Menschenrechtsverletzungen, Drohungen gegen Kritiker*innen und die Unterdrückung der Demokratiebewegung im Land. Das sind einige der Gründe, weshalb mehrere Staaten angekündigt haben, die olympischen Spiele in Peking zu boykottieren. Benjamin Eyssel ist ARD-Korrespondent im Land und erklärt, wie das vor Ort ankommt und wie China sich auf den Wettkampf vorbereitet.

Die USA, Kanada, Australien und Großbritannien: All diese Staaten hatten in den vergangenen Tagen angekündigt, im Februar 2022 keine Regierungsvertreter*innen zu den Olympischen Spielen nach Peking zu schicken. Als Gründe führen sie unter anderem Menschenrechtsverletzungen im Umgang mit Uiguren und Tibeter*innen, die Unterdrückung der Demokratiebewegung in Hongkong oder Drohungen gegen Taiwan an.

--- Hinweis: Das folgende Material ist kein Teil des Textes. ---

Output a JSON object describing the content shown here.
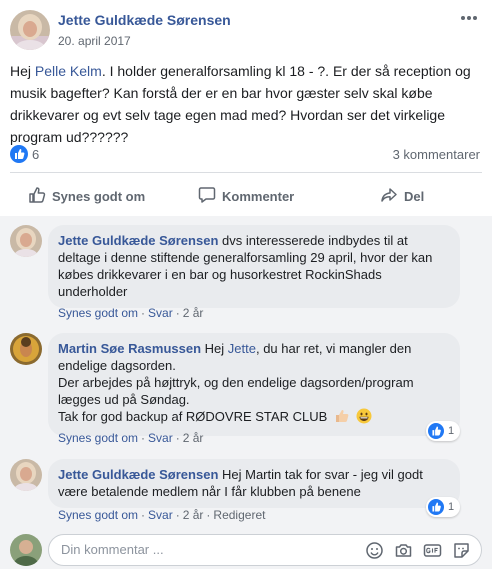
{
  "post": {
    "author": "Jette Guldkæde Sørensen",
    "date": "20. april 2017",
    "body_prefix": "Hej ",
    "body_mention": "Pelle Kelm",
    "body_rest": ". I holder generalforsamling kl 18 - ?. Er der så reception og musik bagefter? Kan forstå der er en bar hvor gæster selv skal købe drikkevarer og evt selv tage egen mad med? Hvordan ser det virkelige program ud??????",
    "reaction_count": "6",
    "comment_count": "3 kommentarer"
  },
  "actions": {
    "like": "Synes godt om",
    "comment": "Kommenter",
    "share": "Del"
  },
  "comments": [
    {
      "author": "Jette Guldkæde Sørensen",
      "text": " dvs interesserede indbydes til at deltage i denne stiftende generalforsamling 29 april, hvor der kan købes drikkevarer i en bar og husorkestret RockinShads underholder",
      "like": "Synes godt om",
      "reply": "Svar",
      "time": "2 år"
    },
    {
      "author": "Martin Søe Rasmussen",
      "text_prefix": " Hej ",
      "mention": "Jette",
      "text_rest": ", du har ret, vi mangler den endelige dagsorden.",
      "line2": "Der arbejdes på højttryk, og den endelige dagsorden/program lægges ud på Søndag.",
      "line3": "Tak for god backup af RØDOVRE STAR CLUB",
      "like": "Synes godt om",
      "reply": "Svar",
      "time": "2 år",
      "reactions": "1"
    },
    {
      "author": "Jette Guldkæde Sørensen",
      "text": " Hej Martin tak for svar - jeg vil godt være betalende medlem når I får klubben på benene",
      "like": "Synes godt om",
      "reply": "Svar",
      "time": "2 år",
      "edited": "Redigeret",
      "reactions": "1"
    }
  ],
  "composer": {
    "placeholder": "Din kommentar ..."
  },
  "colors": {
    "link": "#385898",
    "like_blue": "#2078f4",
    "meta_gray": "#606770",
    "bubble": "#e9ebee",
    "comments_bg": "#f2f3f5"
  },
  "icons": [
    "more-icon",
    "like-reaction-icon",
    "thumbs-up-icon",
    "comment-icon",
    "share-icon",
    "thumbs-up-emoji",
    "grinning-emoji",
    "emoji-icon",
    "camera-icon",
    "gif-icon",
    "sticker-icon"
  ]
}
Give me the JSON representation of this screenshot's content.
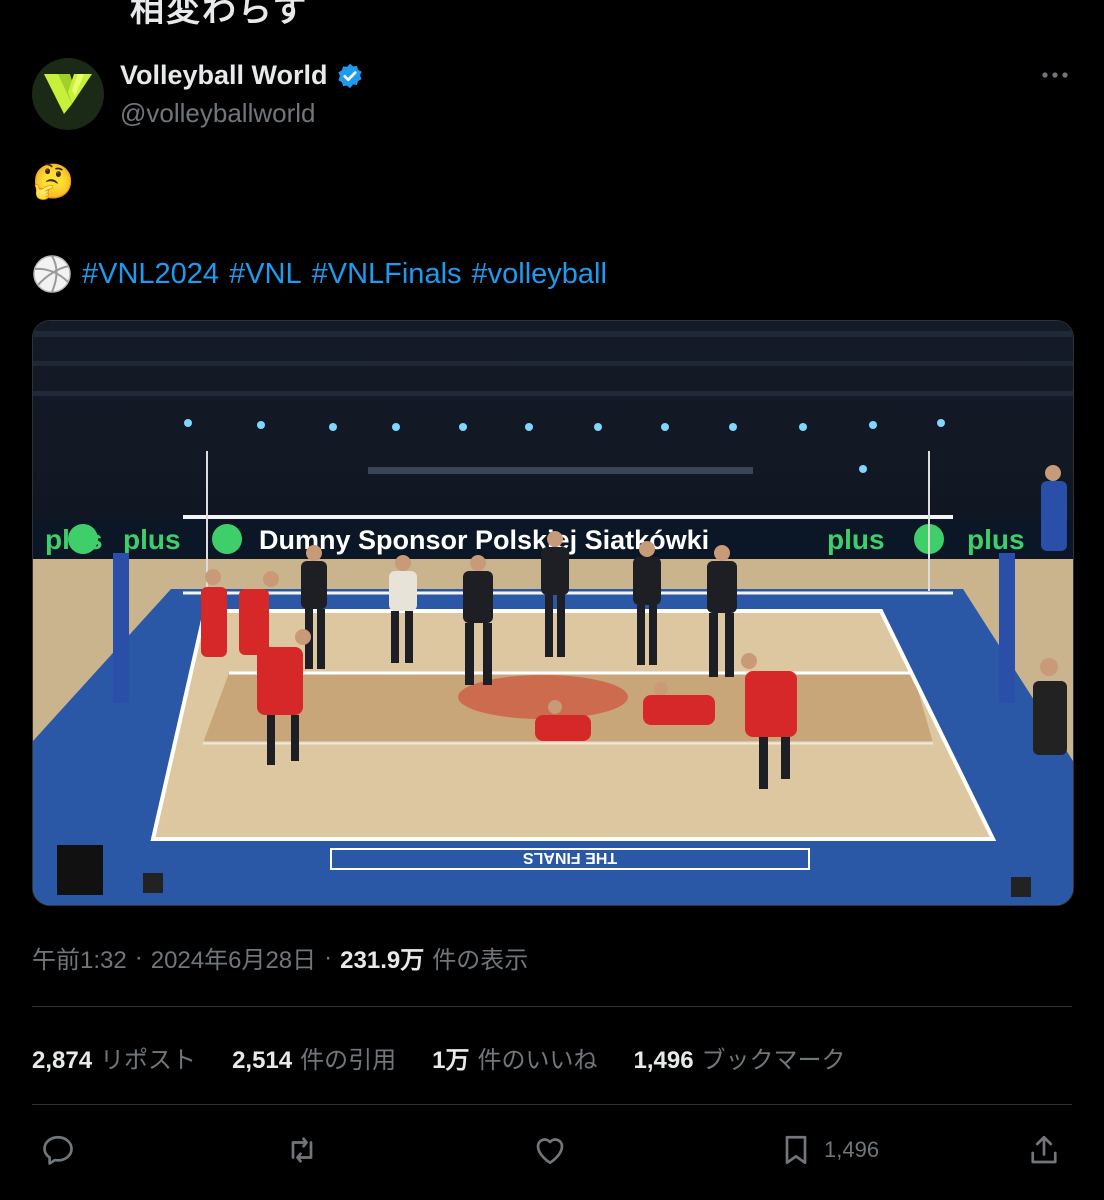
{
  "header_partial": "相変わらず",
  "tweet": {
    "display_name": "Volleyball World",
    "handle": "@volleyballworld",
    "emoji_line": "🤔",
    "hashtag_emoji": "volleyball-icon",
    "hashtags": [
      "#VNL2024",
      "#VNL",
      "#VNLFinals",
      "#volleyball"
    ],
    "more_icon": "more-dots-icon",
    "media": {
      "banner_text": "Dumny Sponsor Polskiej Siatkówki",
      "sponsor_word": "plus",
      "court_text": "THE FINALS"
    },
    "meta": {
      "time": "午前1:32",
      "date": "2024年6月28日",
      "views_count": "231.9万",
      "views_label": "件の表示",
      "sep": "·"
    },
    "stats": [
      {
        "num": "2,874",
        "label": "リポスト"
      },
      {
        "num": "2,514",
        "label": "件の引用"
      },
      {
        "num": "1万",
        "label": "件のいいね"
      },
      {
        "num": "1,496",
        "label": "ブックマーク"
      }
    ],
    "actions": {
      "bookmark_count": "1,496"
    }
  },
  "colors": {
    "background": "#000000",
    "link": "#1d9bf0",
    "muted": "#71767b",
    "verified": "#1d9bf0",
    "logo": "#c7f03a"
  }
}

"Dieser Boykott ist total symbolisch. Denn es ist extrem unrealistisch, dass viele Politiker*innen aufgrund der strengen Pandemie-Maßnahmen nach China kommen."
ARD-Korrespondent Benjamin Eyssel über den Boykott

Benjamin Eyssel ist ARD-Korrespondent in China und hält den Boykott der Länder für reine Symbolpolitik. Denn das Land fahre eine strikte Null-Covid-Politik und habe deshalb sehr strenge Corona- und Quarantänemaßnahmen. Er schätzt, dass sich dem ohnehin die wenigsten Politiker*innen aussetzen würden.

Boykott als "Entwertung des olympischen Geistes"

Der Journalist berichtet, dass viele Chines*innen trotzdem empört seien. "Die sagen: 'Ihr nutzt die Olympischen Spiele als diplomatisches Spielfeld. Damit entwertet ihr den olympischen Geist'", sagt Benjamin Eyssel. Dieser Tenor herrsche auch in den staatlich kontrollierten Medien im Land vor, so der Korrespondent. Auf Weibo, der staatlich überwachten Version von Twitter, sei der Boykott hingegen kein Thema. Denn, so Benjamin Eyssel: "Das Thema ist dort einfach zensiert."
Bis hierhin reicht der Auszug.